ORLANDO, FLORIDA — Governor Ron DeSantis continued his battle against the progressive influence of teachers’ unions by previewing a bill on Monday that would potentially mitigate their power. Speaking to supporters of his educational agenda at a school board retreat, DeSantis intimated that he expects the legislature to pass a “paycheck protection” bill in the upcoming session.
MORE MONEY FOR TEACHERS
After suggesting that teachers can expect “probably the biggest [pay] increase for teachers that we’ve ever done in Florida in this coming legislative session,” DeSantis said the new legislation, if passed, would help ensure that state funding for teacher pay will not be siphoned off by the unions.
“That fact that you’re also doing stuff like this paycheck protection, it’s more of a guarantee that that money is going to actually go to those teachers,” he said. “It’s not going to be frittered away by interest groups who get involved in the school system.”
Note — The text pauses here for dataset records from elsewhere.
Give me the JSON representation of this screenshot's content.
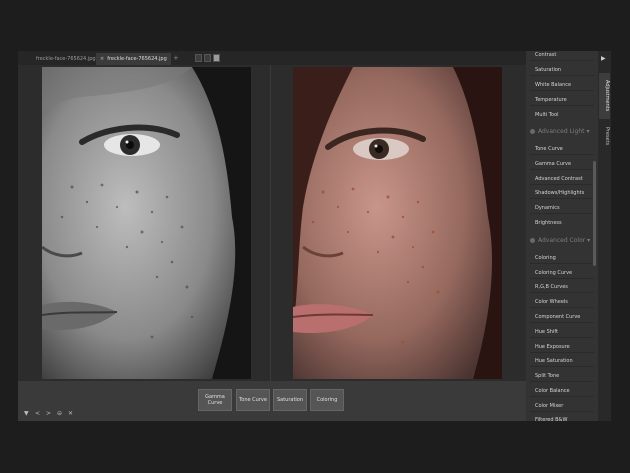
{
  "tabs": [
    {
      "label": "freckle-face-765624.jpg",
      "active": false
    },
    {
      "label": "freckle-face-765624.jpg",
      "active": true
    }
  ],
  "tab_add": "+",
  "tab_close": "×",
  "filters": [
    {
      "label": "Gamma Curve"
    },
    {
      "label": "Tone Curve"
    },
    {
      "label": "Saturation"
    },
    {
      "label": "Coloring"
    }
  ],
  "controls": {
    "collapse": "▼",
    "back": "<",
    "forward": ">",
    "delete": "⊖",
    "close": "✕"
  },
  "panel": {
    "items_top": [
      "Contrast",
      "Saturation",
      "White Balance",
      "Temperature",
      "Multi Tool"
    ],
    "section_light": "Advanced Light",
    "items_light": [
      "Tone Curve",
      "Gamma Curve",
      "Advanced Contrast",
      "Shadows/Highlights",
      "Dynamics",
      "Brightness"
    ],
    "section_color": "Advanced Color",
    "items_color": [
      "Coloring",
      "Coloring Curve",
      "R,G,B Curves",
      "Color Wheels",
      "Component Curve",
      "Hue Shift",
      "Hue Exposure",
      "Hue Saturation",
      "Split Tone",
      "Color Balance",
      "Color Mixer",
      "Filtered B&W"
    ]
  },
  "vtabs": {
    "adjustments": "Adjustments",
    "presets": "Presets",
    "arrow": "▶"
  }
}
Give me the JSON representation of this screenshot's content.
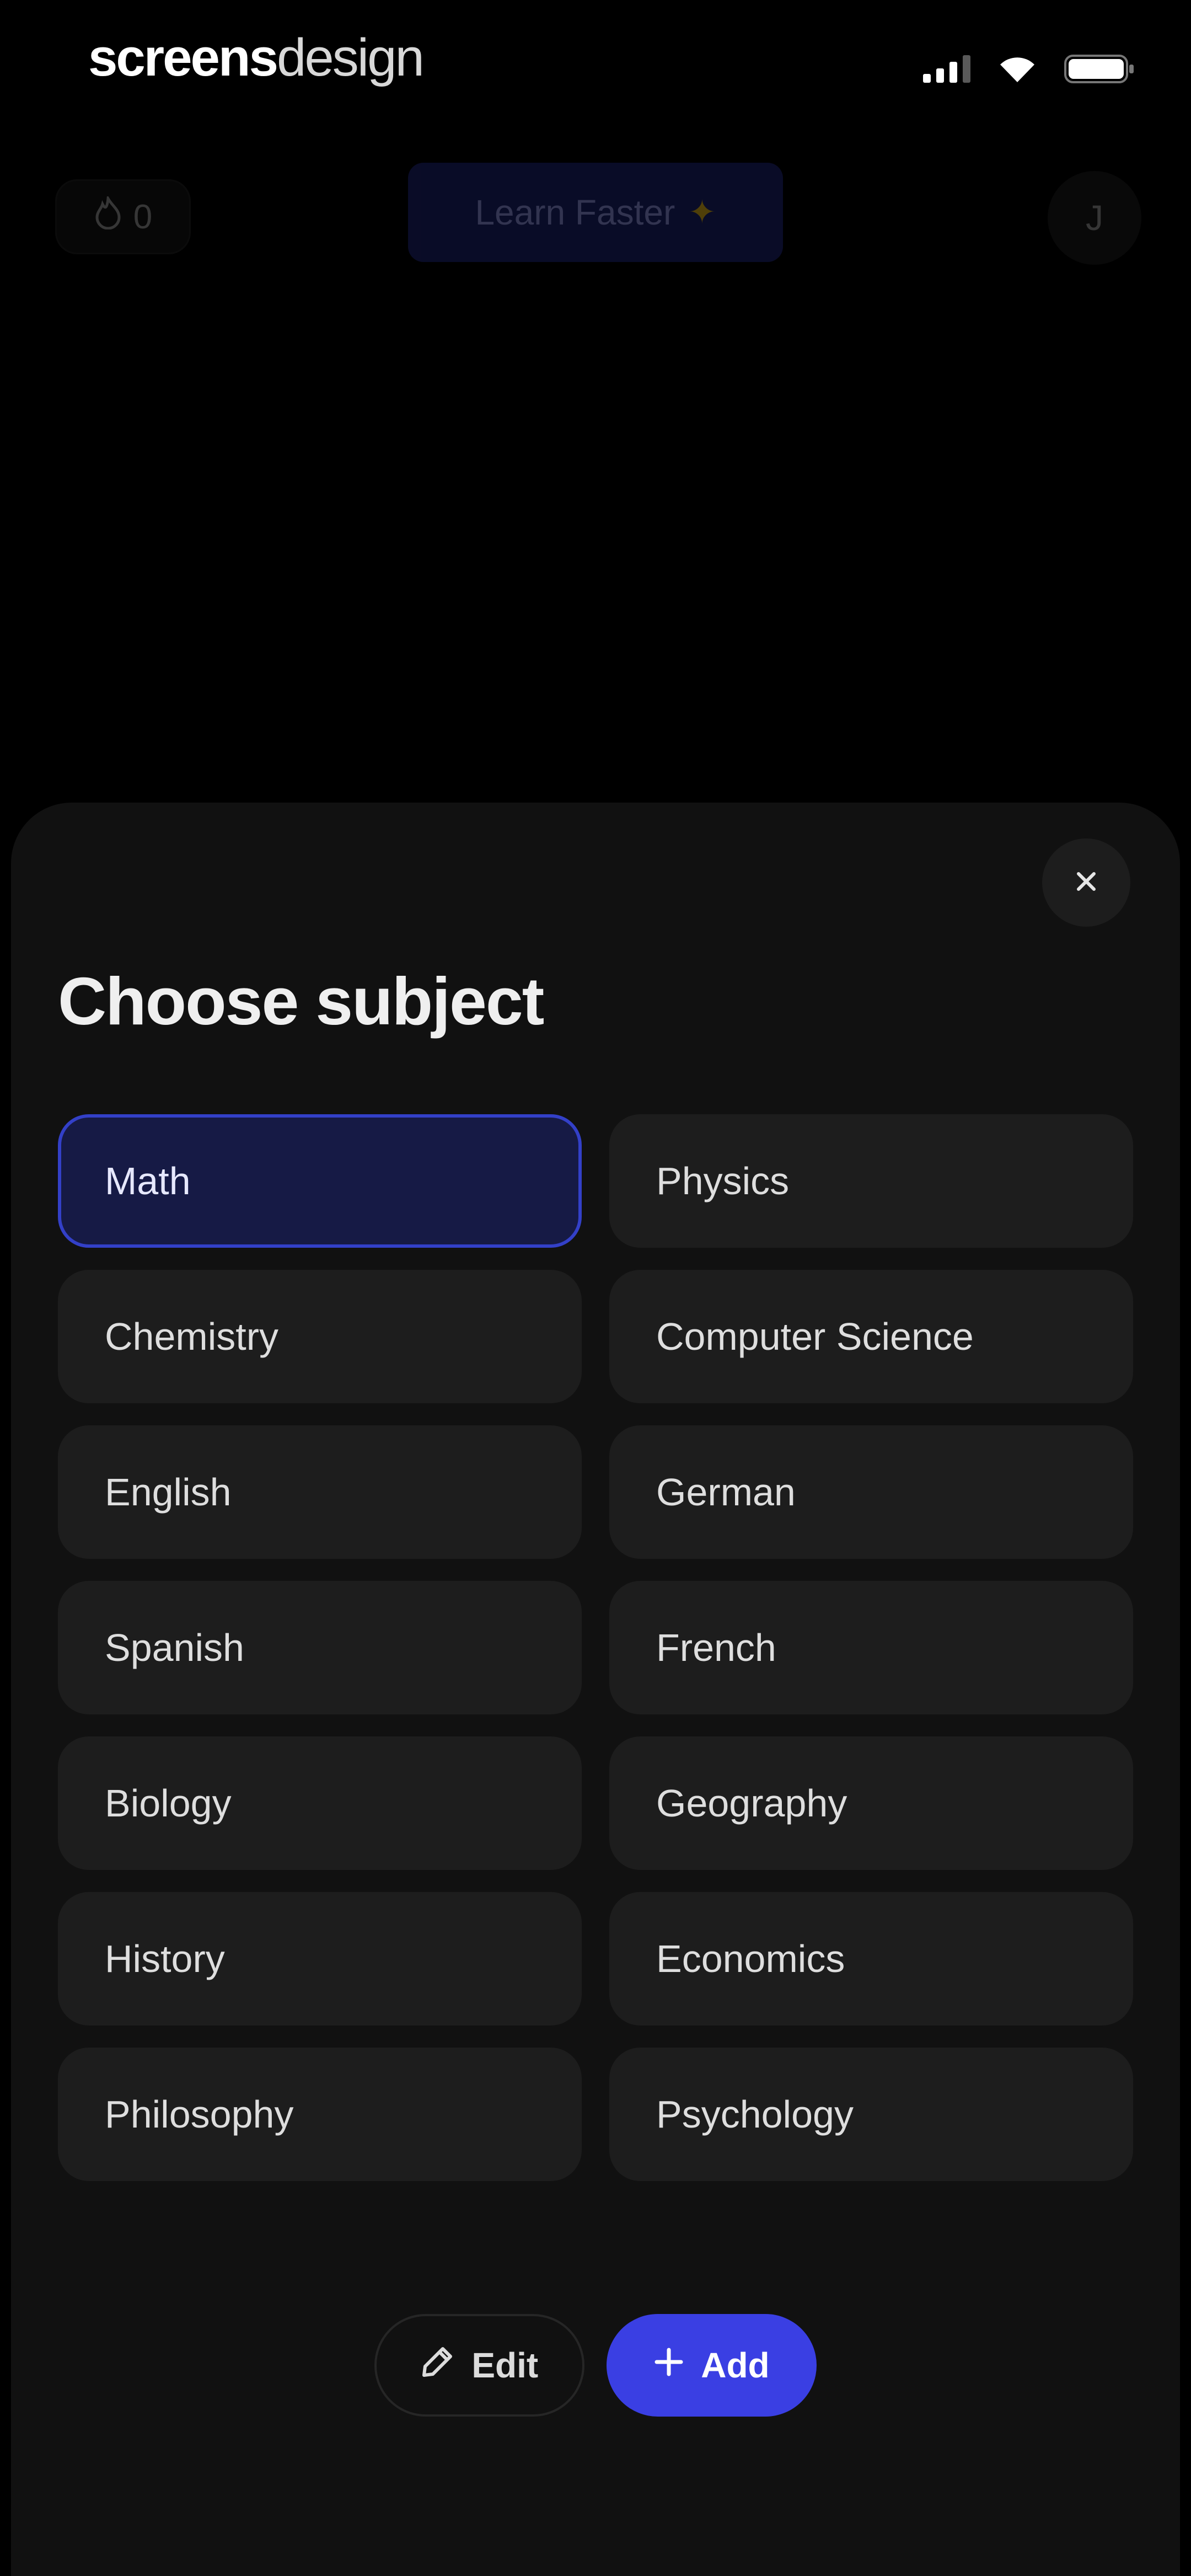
{
  "status_bar": {
    "brand_part1": "screens",
    "brand_part2": "design",
    "icons": [
      "cellular-signal-icon",
      "wifi-icon",
      "battery-icon"
    ]
  },
  "top_bar": {
    "streak_count": "0",
    "streak_icon": "flame-icon",
    "learn_faster_label": "Learn Faster",
    "learn_faster_icon": "sparkle-icon",
    "avatar_initial": "J"
  },
  "sheet": {
    "title": "Choose subject",
    "close_icon": "close-icon",
    "subjects": [
      {
        "label": "Math",
        "selected": true
      },
      {
        "label": "Physics",
        "selected": false
      },
      {
        "label": "Chemistry",
        "selected": false
      },
      {
        "label": "Computer Science",
        "selected": false
      },
      {
        "label": "English",
        "selected": false
      },
      {
        "label": "German",
        "selected": false
      },
      {
        "label": "Spanish",
        "selected": false
      },
      {
        "label": "French",
        "selected": false
      },
      {
        "label": "Biology",
        "selected": false
      },
      {
        "label": "Geography",
        "selected": false
      },
      {
        "label": "History",
        "selected": false
      },
      {
        "label": "Economics",
        "selected": false
      },
      {
        "label": "Philosophy",
        "selected": false
      },
      {
        "label": "Psychology",
        "selected": false
      }
    ],
    "edit_label": "Edit",
    "edit_icon": "pencil-icon",
    "add_label": "Add",
    "add_icon": "plus-icon"
  },
  "colors": {
    "background": "#000000",
    "sheet": "#111111",
    "option": "#1d1d1d",
    "selected_fill": "#161a45",
    "selected_border": "#3340c8",
    "accent": "#3a3fe3"
  }
}
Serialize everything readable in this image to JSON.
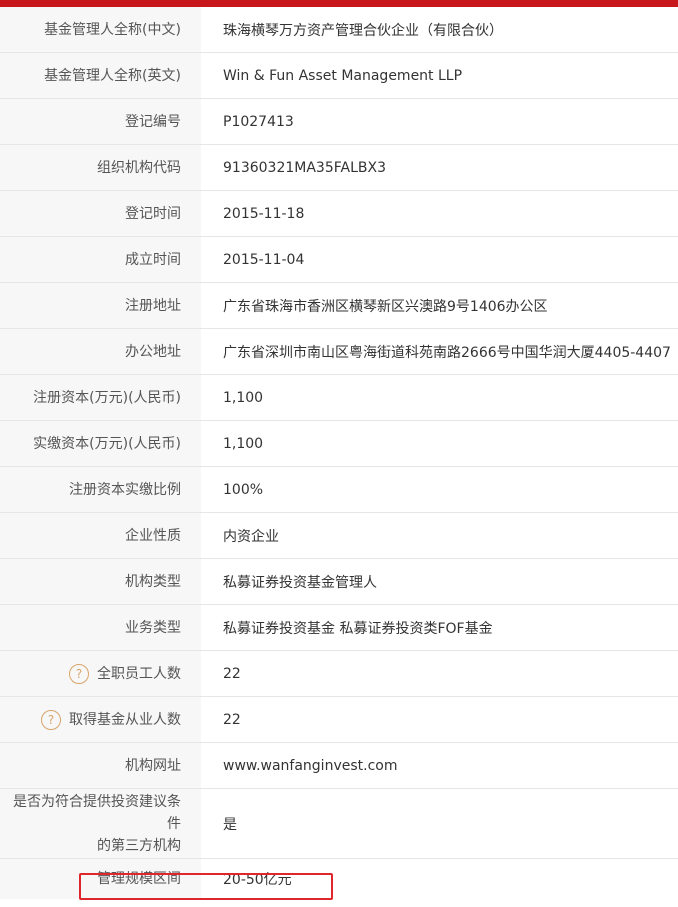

Like taxes and insurance, union dues are automatically deducted from paychecks for members. Some teachers may not pay close enough attention to realize the money they could keep if they opted out of the union. By requiring the teachers to actually write the checks for union membership themselves, the presumption is that teachers would give more consideration to the commitment of their money and perhaps be less willing to surrender it to the union.
THIRD TIME’S A CHARM?
According to Florida Politics, similar bills failed to make it to the governor’s desk in 2021 and 2022 after Senate President Kathleen Passidomo – who was committee chair at the time – declined to take them up.
The more recent HB 1197 from the 2022 session stated the following: “an employee organization that has been certified as a bargaining agent may not have its dues and uniform assessments deducted and collected by the employer from the salaries of those employees in the unit. Public employees may pay their dues and uniform assessments directly to the employee organization that has been certified as their bargaining agent.”
OPTING OUT OF UNION MEMBERSHIP
Opponents of the previous bills pointed out that teachers already have the ability to opt out – a point that the governor drove home on Monday.
“First of all, [as a teacher] you do not have to join [a] teachers union. But if you do, the government, we don’t want to play a role in deducting anybody’s money. So you write every month for the dues and you do it that way, and that maximizes freedom to choose,” DeSantis said. “I think it will be a more accurate reflection of who actually wants to be a part of this or not.”
If the legislation were to significantly reduce membership, the unions might lose some of their political power.
“If they don’t have a majority that are actually signing up to pay dues, it should be decertified,” DeSantis added. “You shouldn’t be able to continue as a zombie organization that doesn’t have the support of the people you are supposedly negotiating for.”
FLORIDA’S LARGEST TEACHERS’ UNION
According to their website, the Florida Education Association (FEA) is the state’s largest association of professional employees and the largest labor union in the Southeast, with over 150,000 members. FEA unions represent every category of public-school employment in the state including aspiring educators, PreK-12 teachers and education staff professionals, graduate assistants, higher education faculty and retired educators.
FEA is affiliated with both the American Federation of Teachers (AFT) and the National Education Association (NEA), which collectively have over four million members. The NEA website lists five benefits unions provide, including collective bargaining, safety in classrooms and teacher pay. The fifth listed reason is “Support the fight for social justice and racial equity.”
Teachers’ unions have long been criticized for placing the interests of their members ahead of students. The Foundation for Economic Education’s (FEE) Jack Elbaum argued in 2020 that this mindset was on full display as unions pushed for school closures despite the negative impact these had on students, who were understood to have a near-zero death rate from COVID.
Elbaum referenced Thomas Sowell’s book Charter Schools and Their Enemies, which details the success of charter schools in contrast with traditional public schools. Sowell previously pointed out that it is in the best interest of the unions and union leaders to use state funding increases to create more jobs that bring in more dues, rather than simply increasing teacher pay. Elbaum echoes Sowell’s argument that the unions can lower the quality of public education by protecting incompetent teachers who deserve to be fired.
“In New York City, it takes an average of 830 days and $313,000 to fire a single incompetent teacher, largely due to policy negotiated by teachers’ unions,” Elbaum wrote. “In charter schools, teachers are generally not unionized, and they can be fired for incompetence much more easily.”